Малков, сконфуженно подчиняясь требованию бойца, заглянул в узкую щель вагона встречного поезда и увидел, что там, на полу и на нарах, лежали тяжелораненые. Из холодной полутьмы пахло карболкой и приторно-сладковатой гнилью.
– Вот он, Брянск! Нас нету – и Брянска нету! Мы, курва, семь танков сожгли! Семь! Железная деревня! – кричал боец своим сорванным, нездоровым голосом.

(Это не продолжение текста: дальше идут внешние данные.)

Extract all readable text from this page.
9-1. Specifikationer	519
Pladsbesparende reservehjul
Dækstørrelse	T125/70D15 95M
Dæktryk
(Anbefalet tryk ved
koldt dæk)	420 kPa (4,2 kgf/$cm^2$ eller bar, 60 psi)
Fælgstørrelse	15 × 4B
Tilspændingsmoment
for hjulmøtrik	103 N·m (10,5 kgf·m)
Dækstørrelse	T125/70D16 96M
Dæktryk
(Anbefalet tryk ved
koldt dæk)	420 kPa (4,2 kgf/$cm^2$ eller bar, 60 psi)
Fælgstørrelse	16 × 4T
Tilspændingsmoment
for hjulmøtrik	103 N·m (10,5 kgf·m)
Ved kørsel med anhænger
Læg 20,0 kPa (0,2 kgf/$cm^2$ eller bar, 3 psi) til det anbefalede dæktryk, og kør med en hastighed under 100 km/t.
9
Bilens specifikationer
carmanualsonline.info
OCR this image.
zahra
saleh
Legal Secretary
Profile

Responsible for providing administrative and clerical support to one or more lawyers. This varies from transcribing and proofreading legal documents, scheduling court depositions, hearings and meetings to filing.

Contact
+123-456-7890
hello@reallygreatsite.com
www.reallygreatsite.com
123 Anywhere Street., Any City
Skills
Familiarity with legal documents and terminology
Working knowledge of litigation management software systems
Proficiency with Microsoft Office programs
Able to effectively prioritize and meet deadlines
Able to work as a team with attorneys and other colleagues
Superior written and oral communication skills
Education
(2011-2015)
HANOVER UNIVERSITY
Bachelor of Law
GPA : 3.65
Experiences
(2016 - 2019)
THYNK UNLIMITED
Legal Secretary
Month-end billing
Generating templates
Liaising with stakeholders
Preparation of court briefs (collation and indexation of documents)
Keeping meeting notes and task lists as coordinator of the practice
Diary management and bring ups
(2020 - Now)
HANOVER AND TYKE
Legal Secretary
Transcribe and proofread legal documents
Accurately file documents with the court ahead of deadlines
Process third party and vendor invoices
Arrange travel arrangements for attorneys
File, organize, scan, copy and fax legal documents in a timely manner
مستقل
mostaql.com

В голове санитарного поезда заиграли на трубе. Раненые, помогая друг другу, полезли в вагоны. Малков, уже без улыбки, подсадил бойца с подвязанной рукой в вагон, выскреб ему из своего кармана последнюю махорку и, стыдясь своего вопроса, все-таки спросил:
– Что же они, немцы-то?
– Скоро узнаешь. Всыплют – вот и узнаешь. А вы откуда? Призывались где?
– Ирбинск. Разно. С Урала, словом.
– А я из Кунгура. Погоди малость… На, погрызи! Эх, землячки!
Когда прокатился последний вагон, суетливо поспевая за набиравшим скорость составом и опасно раскачиваясь из стороны в сторону, Малков поглядел на пшеничные, слегка поджаренные сухари и, чувствуя голод, не смог их есть. Впервые за много-много дней, полных трудностей и лишений, он вдруг почувствовал острую жалость к себе, жалость к бойцу с подвешенной рукой и ко всем тем, что лежали в вагонах только что отошедшего поезда. «Что-то не то, не то, – билась на взлете неопределенная, но тревожная мысль. – Все не то…»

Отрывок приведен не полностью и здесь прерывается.